The joint project to get that paid back, as well as bring in a unified payroll system, is running short on resources, according to the latest progress report this month.
"Ongoing resourcing challenges, the complexities of the go-live process for remediation and rectification, external vendor capacity, brown out/black out periods, settlement payments and strikes" were among the hurdles, the report said.
However, the agency told RNZ on Wednesday it had already paid back 40 percent of its current staff, or 34,000 people.
"We've fixed this issue on seven of our payroll systems ... we're now sorting out another 17 payrolls," chief people officer Andrew Slater said in a statement.
"The next payments to current employees will be in 2024, and payments to former employees will also start in 2024."
An online portal where ex-staff can check what they might be owed went live on 9 November, and 60,000 people have registered so far.
The progress report appears to show only two out of 19 systems on track, and paying back people. Auckland is the furthest ahead.
Its pages are chock-ful of "TBCs" regarding delivery times, and of red flags that signal projects are "off track".
Waikato got all the way to a "remediation go-live" point, till data problems scotched that, and it has more to do.
The payroll industry was short of resources to get such a big job done on time, the report shows - all three categories of "external vendor capacity" were flashing red in mid-November.

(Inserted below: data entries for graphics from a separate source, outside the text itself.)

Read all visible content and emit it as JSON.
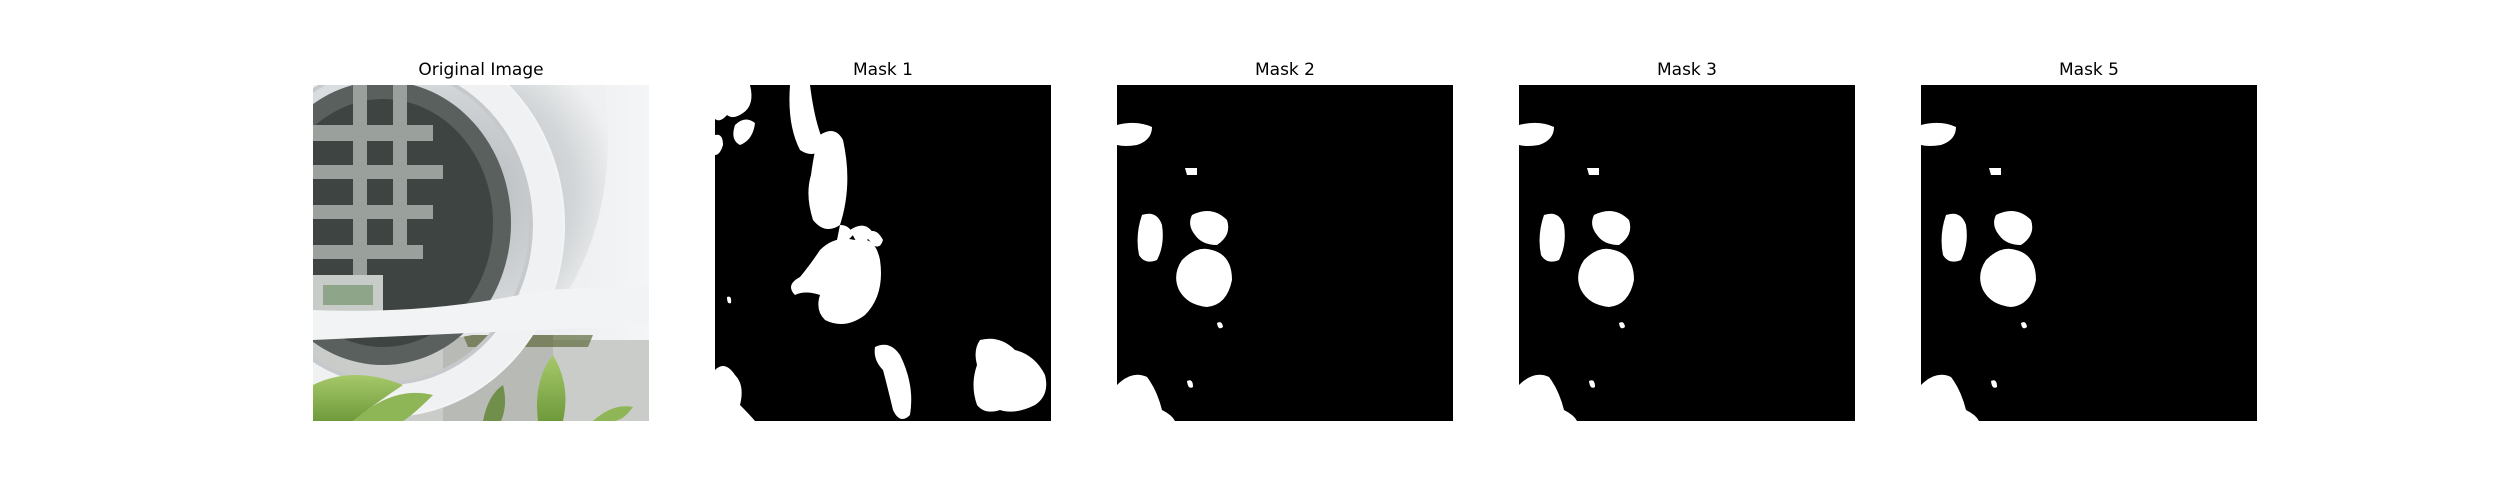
{
  "panels": [
    {
      "title": "Original Image"
    },
    {
      "title": "Mask 1"
    },
    {
      "title": "Mask 2"
    },
    {
      "title": "Mask 3"
    },
    {
      "title": "Mask 5"
    }
  ],
  "colors": {
    "background": "#ffffff",
    "mask_background": "#000000",
    "mask_foreground": "#ffffff"
  }
}
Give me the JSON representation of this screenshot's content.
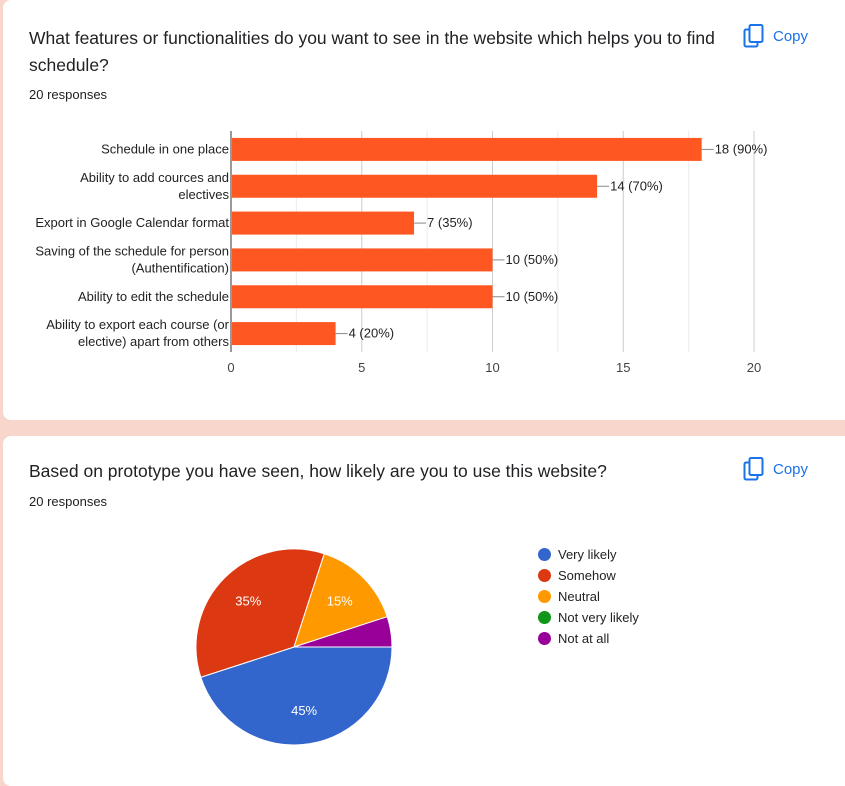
{
  "cards": [
    {
      "title": "What features or functionalities do you want to see in the website which helps you to find schedule?",
      "responses": "20 responses",
      "copy_label": "Copy",
      "copy_icon": "copy-icon"
    },
    {
      "title": "Based on prototype you have seen, how likely are you to use this website?",
      "responses": "20 responses",
      "copy_label": "Copy",
      "copy_icon": "copy-icon"
    }
  ],
  "chart_data": [
    {
      "type": "bar",
      "orientation": "horizontal",
      "categories": [
        [
          "Schedule in one place"
        ],
        [
          "Ability to add cources and",
          "electives"
        ],
        [
          "Export in Google Calendar format"
        ],
        [
          "Saving of the schedule for person",
          "(Authentification)"
        ],
        [
          "Ability to edit the schedule"
        ],
        [
          "Ability to export each course (or",
          "elective) apart from others"
        ]
      ],
      "values": [
        18,
        14,
        7,
        10,
        10,
        4
      ],
      "data_labels": [
        "18 (90%)",
        "14 (70%)",
        "7 (35%)",
        "10 (50%)",
        "10 (50%)",
        "4 (20%)"
      ],
      "xlim": [
        0,
        20
      ],
      "ticks": [
        0,
        5,
        10,
        15,
        20
      ],
      "grid": true,
      "color": "#ff5722"
    },
    {
      "type": "pie",
      "labels": [
        "Very likely",
        "Somehow",
        "Neutral",
        "Not very likely",
        "Not at all"
      ],
      "values": [
        45,
        35,
        15,
        0,
        5
      ],
      "slice_labels": [
        "45%",
        "35%",
        "15%",
        "",
        ""
      ],
      "colors": [
        "#3366cc",
        "#dc3912",
        "#ff9900",
        "#109618",
        "#990099"
      ],
      "legend_position": "right"
    }
  ]
}
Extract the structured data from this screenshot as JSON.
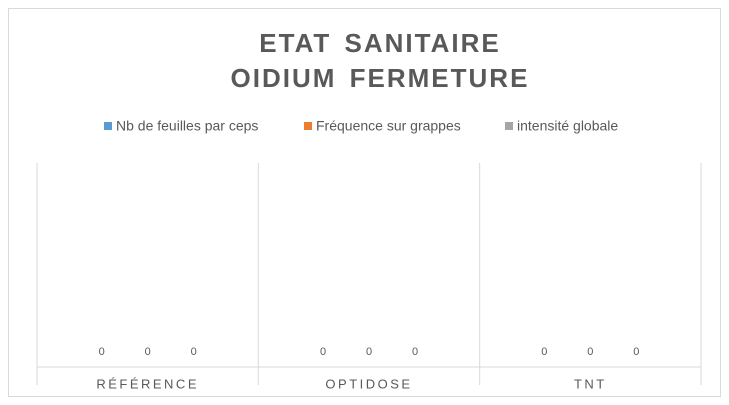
{
  "chart_data": {
    "type": "bar",
    "title": "ETAT SANITAIRE OIDIUM FERMETURE",
    "categories": [
      "RÉFÉRENCE",
      "OPTIDOSE",
      "TNT"
    ],
    "series": [
      {
        "name": "Nb de feuilles par ceps",
        "color": "#5b9bd5",
        "values": [
          0,
          0,
          0
        ]
      },
      {
        "name": "Fréquence sur grappes",
        "color": "#ed7d31",
        "values": [
          0,
          0,
          0
        ]
      },
      {
        "name": "intensité globale",
        "color": "#a5a5a5",
        "values": [
          0,
          0,
          0
        ]
      }
    ],
    "ylim": [
      0,
      1
    ],
    "legend": "top",
    "data_labels": true
  }
}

A backlog of essential tasks was "posing a risk to the vendor capacity", the report said.
In the likes of Hawke's Bay, staff "burnout" was a risk, met by hiring five more contractors from consultants Grant Thornton.
Tech reliability questions have arisen in Tairāwhiti.
"The payments that are owed are incredibly slow at coming out," Alexander said.
Te Whatu Ora is relying on consultants to get out of the mire two of the big four consultancies, KPMG and EY, and US software provider Ceridian are deeply embedded, the document shows.
"None of the payroll systems we inherited were compliant with the Holidays Act," Slater said. "We're absolutely committed to ensuring our people are correctly paid."
The Holidays Act itself is years overdue for overhaul, and this now falls to the new government.